Fellow 2025-2026 Julian Reid
Political theorist, philosopher, and professor of International Relations, Julian Reid is known for his advance of the theory of biopolitics, contributions to cultural theory, postcolonial and post-structural thought, critique of liberalism, and seminal deconstruction of resilience.
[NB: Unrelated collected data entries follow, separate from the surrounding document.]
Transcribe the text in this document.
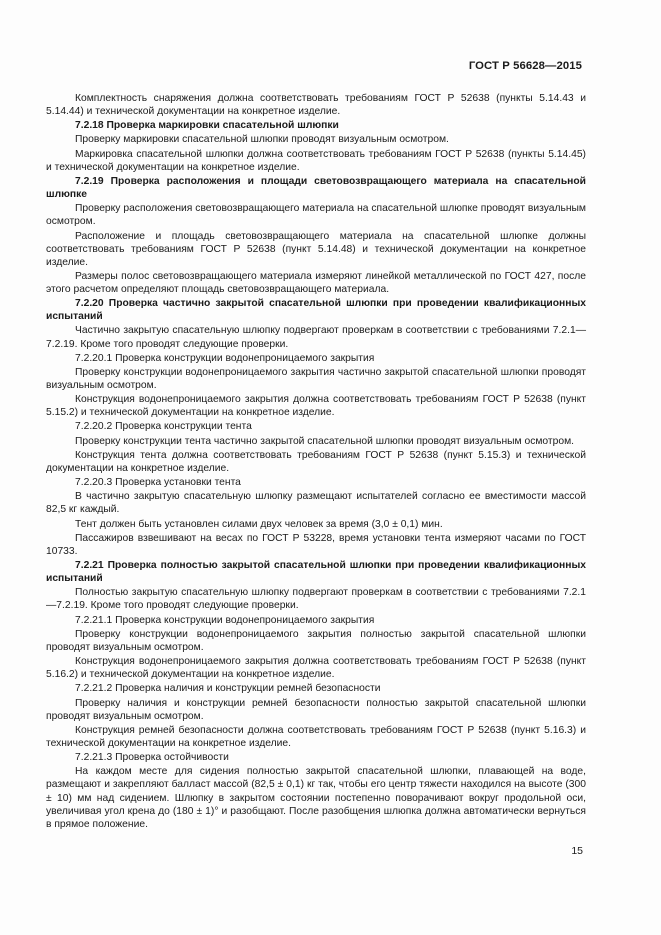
ГОСТ Р 56628—2015

Комплектность снаряжения должна соответствовать требованиям ГОСТ Р 52638 (пункты 5.14.43 и 5.14.44) и технической документации на конкретное изделие.

7.2.18 Проверка маркировки спасательной шлюпки

Проверку маркировки спасательной шлюпки проводят визуальным осмотром.

Маркировка спасательной шлюпки должна соответствовать требованиям ГОСТ Р 52638 (пункты 5.14.45) и технической документации на конкретное изделие.

7.2.19 Проверка расположения и площади световозвращающего материала на спасательной шлюпке

Проверку расположения световозвращающего материала на спасательной шлюпке проводят визуальным осмотром.

Расположение и площадь световозвращающего материала на спасательной шлюпке должны соответствовать требованиям ГОСТ Р 52638 (пункт 5.14.48) и технической документации на конкретное изделие.

Размеры полос световозвращающего материала измеряют линейкой металлической по ГОСТ 427, после этого расчетом определяют площадь световозвращающего материала.

7.2.20 Проверка частично закрытой спасательной шлюпки при проведении квалификационных испытаний

Частично закрытую спасательную шлюпку подвергают проверкам в соответствии с требованиями 7.2.1—7.2.19. Кроме того проводят следующие проверки.

7.2.20.1 Проверка конструкции водонепроницаемого закрытия

Проверку конструкции водонепроницаемого закрытия частично закрытой спасательной шлюпки проводят визуальным осмотром.

Конструкция водонепроницаемого закрытия должна соответствовать требованиям ГОСТ Р 52638 (пункт 5.15.2) и технической документации на конкретное изделие.

7.2.20.2 Проверка конструкции тента

Проверку конструкции тента частично закрытой спасательной шлюпки проводят визуальным осмотром.

Конструкция тента должна соответствовать требованиям ГОСТ Р 52638 (пункт 5.15.3) и технической документации на конкретное изделие.

7.2.20.3 Проверка установки тента

В частично закрытую спасательную шлюпку размещают испытателей согласно ее вместимости массой 82,5 кг каждый.

Тент должен быть установлен силами двух человек за время (3,0 ± 0,1) мин.

Пассажиров взвешивают на весах по ГОСТ Р 53228, время установки тента измеряют часами по ГОСТ 10733.

7.2.21 Проверка полностью закрытой спасательной шлюпки при проведении квалификационных испытаний

Полностью закрытую спасательную шлюпку подвергают проверкам в соответствии с требованиями 7.2.1—7.2.19. Кроме того проводят следующие проверки.

7.2.21.1 Проверка конструкции водонепроницаемого закрытия

Проверку конструкции водонепроницаемого закрытия полностью закрытой спасательной шлюпки проводят визуальным осмотром.

Конструкция водонепроницаемого закрытия должна соответствовать требованиям ГОСТ Р 52638 (пункт 5.16.2) и технической документации на конкретное изделие.

7.2.21.2 Проверка наличия и конструкции ремней безопасности

Проверку наличия и конструкции ремней безопасности полностью закрытой спасательной шлюпки проводят визуальным осмотром.

Конструкция ремней безопасности должна соответствовать требованиям ГОСТ Р 52638 (пункт 5.16.3) и технической документации на конкретное изделие.

7.2.21.3 Проверка остойчивости

На каждом месте для сидения полностью закрытой спасательной шлюпки, плавающей на воде, размещают и закрепляют балласт массой (82,5 ± 0,1) кг так, чтобы его центр тяжести находился на высоте (300 ± 10) мм над сидением. Шлюпку в закрытом состоянии постепенно поворачивают вокруг продольной оси, увеличивая угол крена до (180 ± 1)° и разобщают. После разобщения шлюпка должна автоматически вернуться в прямое положение.

15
Educated in London (B.A., First Class Honours, 1996), Amsterdam (M.Phil. 1998) and Lancaster (Ph.D., 2004), he has taught International Politics and International Relations at the Universities of London (SOAS and King’s College), Sussex, and Lapland, where he has occupied the Chair in International Relations since 2010. In 2012, Reid established the very first Master’s program in Global Biopolitics in the world, at Lapland. He was Research Fellow at Virginia Tech in 2017 and Visiting Professor in Politics at the University of Bristol in 2014. In 2006, Reid published Biopolitics of the War on Terror, and in 2009 The Liberal Way of War: Killing to Make Life Live (coauthored with Michael Dillon). Resilient Life: The Art of Living Dangerously (coauthored with Brad Evans) was published in 2014 to wide critical acclaim. In 2016 and 2019, he published two monographs with David Chandler, The Neoliberal Subject: Resilience, Adaptation and Vulnerability, and Becoming Indigenous: Governing Imaginaries in the Anthropocene. He has edited collections on The Biopolitics of Development (with Sandro Mezzadra and Ranabir Samaddar, 2013) and Deleuze & Fascism (with Brad Evans, 2013). He has co-edited the journal Resilience: Policies, Practices and Discourses (with David Chandler, Melinda Cooper and Bruce Braun). His research has been funded by the Economic and Social Research Council (ESRC), the Finnish Academy, the Kone Foundation, NORDFORSK, and the European Union (EU). His work has been translated into several languages including Hungarian, Danish, Spanish, Turkish, Portuguese, Slovenian, and Bulgarian.